White supremacy shifted to racism (because, you know, "anyone can be racist") shifted to aversive racism, shifted to prejudice, shifted to unconcious bias, shifted to cultural upbringing. It's like collateral damage being the new term for mass murder.
We are often presented with a false choice: either talk at this stunted level or don't talk about it at all. Another friend of mine brought up the issue of "good faith discussions". When you're talking about stuff like this, and someone steps in at this stunted level, how can you assume good faith? ("You cannot call this abuse. Please PROVE to me that the high velocity cranial treatment via digital application was undesired and undeserved, and then we can have a reasonable discussion.")
Are those people worth talking to? Can there be a "dialogue"?
And are these the discussions we want to have?
no subject
Date: 2009-02-07 09:53 pm (UTC)If you don't preserve yourself, there's nothing you have left to have the work you need to do, nothing left for yourself and the people who matter,
Pretty much.
some of this stuff sounds like basic parenting? *facepalm* Chapter One: Dealing With Your Toddler White Folks.

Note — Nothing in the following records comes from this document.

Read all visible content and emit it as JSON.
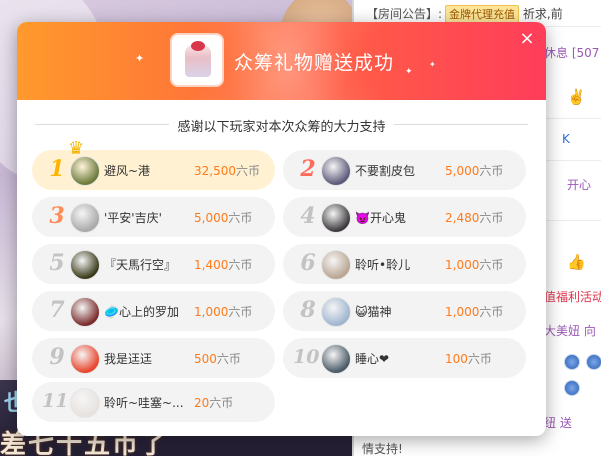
{
  "modal": {
    "title": "众筹礼物赠送成功",
    "close_label": "×",
    "thanks_text": "感谢以下玩家对本次众筹的大力支持",
    "crown_icon": "crown-icon",
    "contributors": [
      {
        "rank": "1",
        "name": "避风~港",
        "amount": "32,500",
        "unit": "六币",
        "avatar_color": "#6b7a3a"
      },
      {
        "rank": "2",
        "name": "不要割皮包",
        "amount": "5,000",
        "unit": "六币",
        "avatar_color": "#5d5a7a"
      },
      {
        "rank": "3",
        "name": "'平安'吉庆'",
        "amount": "5,000",
        "unit": "六币",
        "avatar_color": "#a9a9a9"
      },
      {
        "rank": "4",
        "name": "👿开心鬼",
        "amount": "2,480",
        "unit": "六币",
        "avatar_color": "#3d3a3d"
      },
      {
        "rank": "5",
        "name": "『天馬行空』",
        "amount": "1,400",
        "unit": "六币",
        "avatar_color": "#3a3a1a"
      },
      {
        "rank": "6",
        "name": "聆听•聆儿",
        "amount": "1,000",
        "unit": "六币",
        "avatar_color": "#b9a592"
      },
      {
        "rank": "7",
        "name": "🥏心上的罗加",
        "amount": "1,000",
        "unit": "六币",
        "avatar_color": "#7a2b2b"
      },
      {
        "rank": "8",
        "name": "😺猫神",
        "amount": "1,000",
        "unit": "六币",
        "avatar_color": "#9fb5cf"
      },
      {
        "rank": "9",
        "name": "我是迋迋",
        "amount": "500",
        "unit": "六币",
        "avatar_color": "#e8452d"
      },
      {
        "rank": "10",
        "name": "睡心❤",
        "amount": "100",
        "unit": "六币",
        "avatar_color": "#4a5a66"
      },
      {
        "rank": "11",
        "name": "聆听~哇塞~...",
        "amount": "20",
        "unit": "六币",
        "avatar_color": "#e7e2de"
      }
    ]
  },
  "chat": {
    "notice_label": "【房间公告】:",
    "notice_badge": "金牌代理充值",
    "notice_rest": "祈求,前",
    "line_xiuxi": "休息 [507",
    "line_kaixin": "开心",
    "line_fuli": "值福利活动",
    "line_meiniu": "大美妞 向",
    "line_niuzhi": "纽 送",
    "line_zhichi": "情支持!"
  },
  "stream": {
    "caption": "差七十五币了",
    "caption2": "也"
  }
}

A lot of it is exactly like parenting, because whiteness and white supremacy enforce and uphold a system of interaction where white folks' infantilization takes priority over *everything*. When poc set boundaries: "no you cannot touch my hair. no, X is cultural appropriation and is not appreciated. No, you cannot participate in X safe space for POC" the toddler tantrum comes out of far too many people.